SQLite database engine has been patched with a high severity vulnerability that attackers could exploit to crash or control programs that rely on the software. They have revised the software with a patch to defend against the flaw which is difficult to exploit
A vulnerability tracked as CVE-2022-35737, scoring a CVSS severity score of 7.5. that was disclosed last month is 22 years old, introduced in SQLite version 1.0.12, a 2000 release that landed when the software was primarily based on 32-bit architectures and highlighted how initially secure functionality could have unintended consequences much further down the line.
The vulnerability is exploitable on 64-bit systems when large string inputs contain %Q, %q, or %w format substitution types that – in this scenario – might cause programs to crash or worse.

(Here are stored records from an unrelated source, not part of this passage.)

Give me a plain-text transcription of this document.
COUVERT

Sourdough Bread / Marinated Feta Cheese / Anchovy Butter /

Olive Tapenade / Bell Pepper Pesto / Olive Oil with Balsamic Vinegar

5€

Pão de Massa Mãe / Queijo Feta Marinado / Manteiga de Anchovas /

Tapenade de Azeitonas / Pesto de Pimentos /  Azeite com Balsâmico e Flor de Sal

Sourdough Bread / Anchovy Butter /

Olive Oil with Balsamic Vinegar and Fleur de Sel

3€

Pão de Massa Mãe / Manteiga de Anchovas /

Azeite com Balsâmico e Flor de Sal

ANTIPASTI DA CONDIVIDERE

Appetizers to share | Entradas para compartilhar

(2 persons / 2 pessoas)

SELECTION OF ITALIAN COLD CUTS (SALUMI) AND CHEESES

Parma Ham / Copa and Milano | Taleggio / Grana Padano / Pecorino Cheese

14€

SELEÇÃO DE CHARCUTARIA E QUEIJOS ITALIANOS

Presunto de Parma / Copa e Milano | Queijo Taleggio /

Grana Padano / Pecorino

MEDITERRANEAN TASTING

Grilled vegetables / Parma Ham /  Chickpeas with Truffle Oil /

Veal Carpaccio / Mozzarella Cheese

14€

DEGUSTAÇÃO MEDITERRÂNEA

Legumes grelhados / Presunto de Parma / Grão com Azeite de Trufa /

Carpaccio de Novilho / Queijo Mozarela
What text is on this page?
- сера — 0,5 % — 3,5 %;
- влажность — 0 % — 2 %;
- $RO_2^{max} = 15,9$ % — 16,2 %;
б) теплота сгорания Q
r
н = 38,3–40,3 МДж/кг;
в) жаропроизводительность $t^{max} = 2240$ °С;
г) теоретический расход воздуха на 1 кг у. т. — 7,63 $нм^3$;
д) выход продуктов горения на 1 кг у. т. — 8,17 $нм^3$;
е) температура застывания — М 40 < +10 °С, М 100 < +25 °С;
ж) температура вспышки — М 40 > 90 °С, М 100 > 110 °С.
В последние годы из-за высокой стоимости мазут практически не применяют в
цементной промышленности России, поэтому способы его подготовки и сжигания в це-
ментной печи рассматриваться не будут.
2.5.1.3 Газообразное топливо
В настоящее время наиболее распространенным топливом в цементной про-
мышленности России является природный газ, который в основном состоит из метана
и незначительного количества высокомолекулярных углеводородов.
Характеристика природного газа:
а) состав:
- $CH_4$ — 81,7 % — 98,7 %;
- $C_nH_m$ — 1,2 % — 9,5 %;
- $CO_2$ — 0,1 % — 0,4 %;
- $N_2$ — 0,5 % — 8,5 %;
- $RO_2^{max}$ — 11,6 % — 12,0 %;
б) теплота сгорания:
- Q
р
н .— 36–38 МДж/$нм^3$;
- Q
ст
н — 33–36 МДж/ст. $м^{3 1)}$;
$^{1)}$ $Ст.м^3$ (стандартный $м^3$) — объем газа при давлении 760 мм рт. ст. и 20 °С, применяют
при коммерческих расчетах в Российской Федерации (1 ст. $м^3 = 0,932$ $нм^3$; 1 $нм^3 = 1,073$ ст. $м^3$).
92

The root cause of the problem was the use of signed 32-bit integers as a byte index into the input string and to compute the size of the output string. When an input string was large enough, the integer would overflow, and “all kinds of problems” ensued.
However, the potential impact of the flaw appears to be limited. It is not possible to reach the vulnerability for malicious purposes via SQL inputs or by-passing SQLite a malformed database file.
An attacker would have to abuse the use the sqlite3_mprintf() function – or “similar C-level interfaces with a format string that includes one of the non-standard conversion symbols, and then pass in a string that is over 2GB in size”.
The patched SQLite version, v3.39.2, was released on July 21.